I started thinking about cheating spouses and then I started thinking about famous couples in literature and my mind landed on Medea. This isn’t as random as it may sound. I teach a section of World Lit every other semester, so this past spring I was deep in this very play for a few weeks. I like Medea for a lot of reasons, but what it really comes down to is that I find the portrayal of women to be both fascinating and terrifying.
It would be fair at this point to make the assumption that maybe I drafted a poem about Medea, but that’s not what ended up happening, because as it turns out, there’s another woman I find even more interesting.

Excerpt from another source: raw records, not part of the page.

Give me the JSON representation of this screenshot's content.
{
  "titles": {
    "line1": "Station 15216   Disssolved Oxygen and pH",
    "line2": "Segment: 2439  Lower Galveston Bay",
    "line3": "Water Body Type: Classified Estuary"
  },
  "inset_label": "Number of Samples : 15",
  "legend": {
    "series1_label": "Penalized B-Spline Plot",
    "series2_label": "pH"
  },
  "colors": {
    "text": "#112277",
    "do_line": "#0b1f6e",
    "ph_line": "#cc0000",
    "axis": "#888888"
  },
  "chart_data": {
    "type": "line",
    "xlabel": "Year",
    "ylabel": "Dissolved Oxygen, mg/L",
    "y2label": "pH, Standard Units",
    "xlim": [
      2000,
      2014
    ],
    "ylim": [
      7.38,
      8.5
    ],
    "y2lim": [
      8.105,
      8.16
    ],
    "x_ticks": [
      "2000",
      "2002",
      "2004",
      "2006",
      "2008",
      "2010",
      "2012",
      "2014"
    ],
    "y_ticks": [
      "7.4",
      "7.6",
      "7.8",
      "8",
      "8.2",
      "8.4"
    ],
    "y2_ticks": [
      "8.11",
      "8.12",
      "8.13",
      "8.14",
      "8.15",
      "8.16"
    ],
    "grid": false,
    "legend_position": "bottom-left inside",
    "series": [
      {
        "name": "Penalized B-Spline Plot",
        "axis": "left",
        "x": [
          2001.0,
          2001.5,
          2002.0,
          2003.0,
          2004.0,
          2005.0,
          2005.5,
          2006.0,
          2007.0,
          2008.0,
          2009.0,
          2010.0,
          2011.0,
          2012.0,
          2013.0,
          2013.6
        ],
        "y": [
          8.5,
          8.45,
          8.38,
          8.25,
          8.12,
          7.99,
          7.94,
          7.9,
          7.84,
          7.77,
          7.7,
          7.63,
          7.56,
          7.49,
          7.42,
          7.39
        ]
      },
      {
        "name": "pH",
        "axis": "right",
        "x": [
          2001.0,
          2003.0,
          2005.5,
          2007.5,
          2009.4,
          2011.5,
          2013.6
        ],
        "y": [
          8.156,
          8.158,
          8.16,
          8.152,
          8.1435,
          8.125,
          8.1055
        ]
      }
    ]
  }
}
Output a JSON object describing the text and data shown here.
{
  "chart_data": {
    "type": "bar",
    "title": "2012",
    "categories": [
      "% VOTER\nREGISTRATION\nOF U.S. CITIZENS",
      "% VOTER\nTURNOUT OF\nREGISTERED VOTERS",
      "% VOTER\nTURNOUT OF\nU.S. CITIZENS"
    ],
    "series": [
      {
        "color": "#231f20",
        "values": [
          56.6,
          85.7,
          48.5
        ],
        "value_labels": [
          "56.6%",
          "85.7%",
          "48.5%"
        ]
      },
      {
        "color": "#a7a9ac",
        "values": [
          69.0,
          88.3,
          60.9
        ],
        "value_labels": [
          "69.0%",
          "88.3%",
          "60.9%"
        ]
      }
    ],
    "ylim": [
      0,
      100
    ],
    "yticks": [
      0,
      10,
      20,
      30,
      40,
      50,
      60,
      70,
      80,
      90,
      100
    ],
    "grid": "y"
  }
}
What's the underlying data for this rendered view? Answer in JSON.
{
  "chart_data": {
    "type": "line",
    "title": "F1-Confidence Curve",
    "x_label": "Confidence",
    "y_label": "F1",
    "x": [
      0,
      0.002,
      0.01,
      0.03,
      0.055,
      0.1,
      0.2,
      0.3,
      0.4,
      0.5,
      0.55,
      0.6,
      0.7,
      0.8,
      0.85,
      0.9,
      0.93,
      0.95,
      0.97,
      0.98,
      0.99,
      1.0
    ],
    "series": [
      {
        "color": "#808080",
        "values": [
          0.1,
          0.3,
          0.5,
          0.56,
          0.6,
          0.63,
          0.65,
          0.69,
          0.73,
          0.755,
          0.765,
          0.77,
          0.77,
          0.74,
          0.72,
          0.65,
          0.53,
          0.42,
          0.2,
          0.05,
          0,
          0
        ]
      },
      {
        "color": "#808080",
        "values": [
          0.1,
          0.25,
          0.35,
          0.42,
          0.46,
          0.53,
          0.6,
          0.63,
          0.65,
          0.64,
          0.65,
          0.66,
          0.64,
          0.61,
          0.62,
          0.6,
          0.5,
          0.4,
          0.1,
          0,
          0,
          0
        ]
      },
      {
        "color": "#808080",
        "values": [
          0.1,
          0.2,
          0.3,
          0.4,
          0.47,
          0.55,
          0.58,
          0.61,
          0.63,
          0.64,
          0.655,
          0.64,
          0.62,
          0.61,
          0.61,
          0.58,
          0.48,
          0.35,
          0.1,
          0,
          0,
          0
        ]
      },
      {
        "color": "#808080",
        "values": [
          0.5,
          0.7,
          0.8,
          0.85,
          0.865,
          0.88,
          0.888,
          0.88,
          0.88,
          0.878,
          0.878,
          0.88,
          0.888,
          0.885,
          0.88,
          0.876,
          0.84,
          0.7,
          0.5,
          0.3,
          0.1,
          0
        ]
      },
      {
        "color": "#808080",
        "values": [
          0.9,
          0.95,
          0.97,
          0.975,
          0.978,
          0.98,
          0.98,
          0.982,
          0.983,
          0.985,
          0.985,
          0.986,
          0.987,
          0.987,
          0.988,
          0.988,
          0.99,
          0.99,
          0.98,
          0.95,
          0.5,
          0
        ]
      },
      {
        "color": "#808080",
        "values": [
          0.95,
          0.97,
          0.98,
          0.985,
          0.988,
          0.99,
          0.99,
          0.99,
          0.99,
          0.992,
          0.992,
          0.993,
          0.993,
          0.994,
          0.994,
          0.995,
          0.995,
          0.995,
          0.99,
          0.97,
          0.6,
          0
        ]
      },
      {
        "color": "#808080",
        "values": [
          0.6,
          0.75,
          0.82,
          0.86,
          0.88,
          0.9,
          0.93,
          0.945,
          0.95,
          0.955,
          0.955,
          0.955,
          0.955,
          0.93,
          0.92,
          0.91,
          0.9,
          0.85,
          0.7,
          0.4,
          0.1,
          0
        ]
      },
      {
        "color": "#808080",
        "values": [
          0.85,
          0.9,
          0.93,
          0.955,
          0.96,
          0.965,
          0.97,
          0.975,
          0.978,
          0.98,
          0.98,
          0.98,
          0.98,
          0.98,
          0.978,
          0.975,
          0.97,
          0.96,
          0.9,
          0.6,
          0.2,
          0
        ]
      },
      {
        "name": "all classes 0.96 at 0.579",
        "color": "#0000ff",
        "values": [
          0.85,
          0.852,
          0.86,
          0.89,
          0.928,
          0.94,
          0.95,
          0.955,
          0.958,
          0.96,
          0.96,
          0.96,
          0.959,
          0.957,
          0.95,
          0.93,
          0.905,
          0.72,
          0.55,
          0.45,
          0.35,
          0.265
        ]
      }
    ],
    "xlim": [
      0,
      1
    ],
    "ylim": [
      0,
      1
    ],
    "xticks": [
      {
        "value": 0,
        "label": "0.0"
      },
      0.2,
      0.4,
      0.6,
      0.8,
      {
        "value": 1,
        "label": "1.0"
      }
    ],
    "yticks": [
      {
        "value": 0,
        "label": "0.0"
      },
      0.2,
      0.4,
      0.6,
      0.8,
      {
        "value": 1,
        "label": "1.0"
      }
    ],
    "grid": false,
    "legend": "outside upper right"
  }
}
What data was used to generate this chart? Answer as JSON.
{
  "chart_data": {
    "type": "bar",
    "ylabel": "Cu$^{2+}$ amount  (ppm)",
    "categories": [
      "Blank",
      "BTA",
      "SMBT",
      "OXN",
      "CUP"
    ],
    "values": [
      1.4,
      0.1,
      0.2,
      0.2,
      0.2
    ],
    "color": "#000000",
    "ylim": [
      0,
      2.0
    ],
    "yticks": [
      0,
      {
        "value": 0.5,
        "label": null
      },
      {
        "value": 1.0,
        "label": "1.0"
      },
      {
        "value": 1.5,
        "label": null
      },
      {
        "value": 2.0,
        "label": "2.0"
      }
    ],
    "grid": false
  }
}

Glauce, Princess of Corinth, who is to marry Jason, turned out to be the subject of my poem. This woman, who dies at the hand Medea, for doing nothing other than what she is told, has no lines in the entire play. As a result, she is not listed in the list of characters nor is she really acknowledged in way other than from the words that come out of other character’s mouths. Incidentally, most of the characters who speak of her specifically, are male.
Whenever I teach this play, there’s always heated discussion about Medea as victim or perpetrator and my students always have interesting things to say about her, but no one ever speaks of the princess. It’s as if she is nothing more than a plot device
This is all to say, I started thinking about how Glauce may have felt upon seeing Jason and Medea and their boys arrive in Corinth. What would she know of Jason? Of Medea? Would she be afraid? Would she trust her father? Would she resent him? Would she admire Medea? Would Medea disgust her? Would Jason?
As a final note, after reading the play again, I surfed around online and was able to find several, beautiful, haunting depictions of Medea in classic art, but none, not a one of Glauce. Voiceless and faceless, this young woman who died wearing a dress made of gold.